Offensif, il a spontanément évoqué la procédure qui le vise depuis le 30 juillet en raison de trois rencontres secrètes avec l'ex-procureur général helvétique, alors chargé d'instruire une série d'enquêtes visant principalement d'anciens responsables de la FIFA.

"Ce sont des rencontres qui voulaient tendre à montrer que la nouvelle FIFA était à mille lieues de l'ancienne", une instance "victime de fonctionnaires corrompus", a lancé M. Infantino, allusion à l'équipe de son prédécesseur Sepp Blatter, évincé en 2015.

"Pourquoi donc ai-je rencontré le procureur général ? Parce que c'était mon obligation (...) Je voulais libérer la FIFA des ombres du passé et je veux toujours le faire", a-t-il martelé, après s'être une première fois expliqué en août dans une lettre aux fédérations.

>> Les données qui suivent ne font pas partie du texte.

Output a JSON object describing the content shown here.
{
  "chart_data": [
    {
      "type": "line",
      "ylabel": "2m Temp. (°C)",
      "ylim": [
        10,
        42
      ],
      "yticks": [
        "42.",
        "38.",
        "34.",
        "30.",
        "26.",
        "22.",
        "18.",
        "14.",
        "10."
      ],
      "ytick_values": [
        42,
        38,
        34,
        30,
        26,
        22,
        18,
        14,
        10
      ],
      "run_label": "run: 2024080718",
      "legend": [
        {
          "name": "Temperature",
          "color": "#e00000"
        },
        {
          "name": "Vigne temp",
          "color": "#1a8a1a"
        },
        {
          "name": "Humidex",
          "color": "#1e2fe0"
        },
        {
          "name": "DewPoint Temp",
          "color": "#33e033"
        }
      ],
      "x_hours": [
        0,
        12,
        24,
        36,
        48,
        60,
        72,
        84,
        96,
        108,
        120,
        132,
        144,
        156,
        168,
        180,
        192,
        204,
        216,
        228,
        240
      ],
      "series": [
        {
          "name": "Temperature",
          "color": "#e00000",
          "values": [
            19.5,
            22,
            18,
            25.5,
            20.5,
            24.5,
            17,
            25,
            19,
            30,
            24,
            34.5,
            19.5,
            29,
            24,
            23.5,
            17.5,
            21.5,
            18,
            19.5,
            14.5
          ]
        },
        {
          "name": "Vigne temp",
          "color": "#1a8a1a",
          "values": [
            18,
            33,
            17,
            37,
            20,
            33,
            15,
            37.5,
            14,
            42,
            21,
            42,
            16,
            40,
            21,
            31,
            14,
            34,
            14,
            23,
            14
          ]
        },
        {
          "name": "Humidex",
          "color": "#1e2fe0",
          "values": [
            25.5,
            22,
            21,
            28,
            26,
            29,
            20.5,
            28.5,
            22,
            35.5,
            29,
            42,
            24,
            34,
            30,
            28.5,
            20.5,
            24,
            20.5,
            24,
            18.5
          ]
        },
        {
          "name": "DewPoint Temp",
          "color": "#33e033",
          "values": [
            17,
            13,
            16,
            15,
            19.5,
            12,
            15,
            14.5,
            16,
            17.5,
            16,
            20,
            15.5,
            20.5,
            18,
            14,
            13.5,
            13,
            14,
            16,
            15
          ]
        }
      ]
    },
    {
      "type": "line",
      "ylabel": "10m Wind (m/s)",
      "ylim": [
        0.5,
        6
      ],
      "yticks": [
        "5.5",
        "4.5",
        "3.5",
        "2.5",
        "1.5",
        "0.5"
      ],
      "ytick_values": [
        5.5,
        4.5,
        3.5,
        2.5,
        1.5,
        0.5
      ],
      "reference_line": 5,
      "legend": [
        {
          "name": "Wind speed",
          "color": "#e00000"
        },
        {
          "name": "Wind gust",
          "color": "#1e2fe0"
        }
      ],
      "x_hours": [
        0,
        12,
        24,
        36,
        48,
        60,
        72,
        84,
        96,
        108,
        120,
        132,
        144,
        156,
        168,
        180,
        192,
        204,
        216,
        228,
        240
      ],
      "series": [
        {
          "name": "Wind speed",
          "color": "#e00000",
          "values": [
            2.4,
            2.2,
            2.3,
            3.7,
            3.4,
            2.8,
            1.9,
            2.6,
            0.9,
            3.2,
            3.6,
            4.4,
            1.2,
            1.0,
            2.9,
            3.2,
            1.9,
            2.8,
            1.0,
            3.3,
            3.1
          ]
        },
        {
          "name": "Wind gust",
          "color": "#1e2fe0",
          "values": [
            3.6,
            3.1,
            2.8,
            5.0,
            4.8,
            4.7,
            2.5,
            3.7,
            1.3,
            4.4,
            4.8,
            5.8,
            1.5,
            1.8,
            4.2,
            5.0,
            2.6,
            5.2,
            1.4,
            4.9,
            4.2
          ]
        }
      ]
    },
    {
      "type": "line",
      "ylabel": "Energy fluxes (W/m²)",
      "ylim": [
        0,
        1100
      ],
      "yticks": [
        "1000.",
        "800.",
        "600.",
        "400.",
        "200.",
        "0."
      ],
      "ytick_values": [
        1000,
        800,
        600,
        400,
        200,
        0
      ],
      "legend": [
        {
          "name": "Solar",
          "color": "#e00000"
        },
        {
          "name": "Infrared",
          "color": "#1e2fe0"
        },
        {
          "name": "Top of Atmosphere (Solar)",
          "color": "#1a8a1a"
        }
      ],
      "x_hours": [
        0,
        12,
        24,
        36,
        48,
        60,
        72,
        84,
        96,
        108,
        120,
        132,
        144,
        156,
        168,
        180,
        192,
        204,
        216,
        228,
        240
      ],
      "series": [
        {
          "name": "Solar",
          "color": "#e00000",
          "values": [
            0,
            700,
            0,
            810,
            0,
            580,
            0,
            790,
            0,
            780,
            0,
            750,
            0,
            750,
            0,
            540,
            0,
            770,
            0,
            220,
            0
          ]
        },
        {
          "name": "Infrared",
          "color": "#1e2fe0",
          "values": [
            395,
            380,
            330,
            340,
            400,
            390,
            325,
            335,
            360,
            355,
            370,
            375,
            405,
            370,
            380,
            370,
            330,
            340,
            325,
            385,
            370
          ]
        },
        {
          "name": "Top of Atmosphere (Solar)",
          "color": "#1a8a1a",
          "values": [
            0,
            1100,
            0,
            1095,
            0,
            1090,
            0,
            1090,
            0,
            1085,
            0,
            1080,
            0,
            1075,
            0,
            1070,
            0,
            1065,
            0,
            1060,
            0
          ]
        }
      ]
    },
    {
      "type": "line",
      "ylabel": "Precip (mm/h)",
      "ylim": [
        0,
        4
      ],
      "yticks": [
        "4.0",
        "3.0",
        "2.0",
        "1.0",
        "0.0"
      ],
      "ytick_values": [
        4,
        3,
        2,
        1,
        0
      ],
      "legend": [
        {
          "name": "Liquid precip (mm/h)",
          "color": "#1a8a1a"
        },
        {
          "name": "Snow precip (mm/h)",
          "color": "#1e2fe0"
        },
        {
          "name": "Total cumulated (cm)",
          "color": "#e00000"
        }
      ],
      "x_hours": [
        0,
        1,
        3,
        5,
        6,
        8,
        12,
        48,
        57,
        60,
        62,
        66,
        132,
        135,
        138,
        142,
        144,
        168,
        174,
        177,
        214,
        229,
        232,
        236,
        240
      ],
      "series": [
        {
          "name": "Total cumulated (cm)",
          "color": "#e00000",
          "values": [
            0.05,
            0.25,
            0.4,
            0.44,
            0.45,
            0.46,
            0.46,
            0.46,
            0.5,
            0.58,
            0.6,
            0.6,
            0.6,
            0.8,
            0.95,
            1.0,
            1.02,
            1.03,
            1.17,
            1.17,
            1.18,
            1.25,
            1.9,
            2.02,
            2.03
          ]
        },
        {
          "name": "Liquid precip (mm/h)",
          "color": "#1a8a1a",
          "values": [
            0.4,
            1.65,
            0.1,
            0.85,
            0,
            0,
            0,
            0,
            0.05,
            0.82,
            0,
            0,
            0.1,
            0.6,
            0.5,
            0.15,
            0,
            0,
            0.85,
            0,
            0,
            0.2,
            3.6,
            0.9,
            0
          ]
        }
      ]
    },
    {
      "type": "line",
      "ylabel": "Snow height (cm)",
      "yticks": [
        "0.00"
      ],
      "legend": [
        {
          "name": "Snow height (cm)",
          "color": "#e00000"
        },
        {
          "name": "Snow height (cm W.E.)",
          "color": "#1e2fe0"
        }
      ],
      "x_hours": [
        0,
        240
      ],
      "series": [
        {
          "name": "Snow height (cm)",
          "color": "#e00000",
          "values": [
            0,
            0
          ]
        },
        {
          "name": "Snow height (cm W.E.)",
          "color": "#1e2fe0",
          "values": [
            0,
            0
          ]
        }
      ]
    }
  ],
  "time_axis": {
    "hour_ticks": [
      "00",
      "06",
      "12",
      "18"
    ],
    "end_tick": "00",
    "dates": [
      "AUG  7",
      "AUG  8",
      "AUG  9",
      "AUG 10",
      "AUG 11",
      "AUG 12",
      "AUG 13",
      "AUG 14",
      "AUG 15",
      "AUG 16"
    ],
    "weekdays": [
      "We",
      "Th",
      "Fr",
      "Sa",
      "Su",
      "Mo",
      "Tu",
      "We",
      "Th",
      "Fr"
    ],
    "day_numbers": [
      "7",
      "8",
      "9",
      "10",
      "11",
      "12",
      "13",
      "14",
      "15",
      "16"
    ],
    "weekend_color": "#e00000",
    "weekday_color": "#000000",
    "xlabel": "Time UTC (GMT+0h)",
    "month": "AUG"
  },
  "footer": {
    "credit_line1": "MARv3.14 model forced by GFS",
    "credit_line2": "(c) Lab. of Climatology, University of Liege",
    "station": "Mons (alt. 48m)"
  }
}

Gianni Infantino a par ailleurs rencontré mercredi à Washington le ministre américain de la Justice, William Barr, alors que les Etats-Unis enquêtent toujours sur plusieurs dirigeants sud-américains du football et responsables marketing pour "racket" ou corruption.

Le Valaison, juriste de formation, a vanté les réformes "de gouvernance" introduites depuis sa première élection en 2016, y voyant la clé de la capacité de la FIFA à dégager 1,5 milliard de dollars de subventions et de prêts pour aider les fédérations à affronter les conséquences de la pandémie.

"Nous avons l'argent, puisque dans cette nouvelle FIFA, l'argent ne disparaît plus. Il est réinvesti, il va dans le football pour aider le football", a-t-il insisté.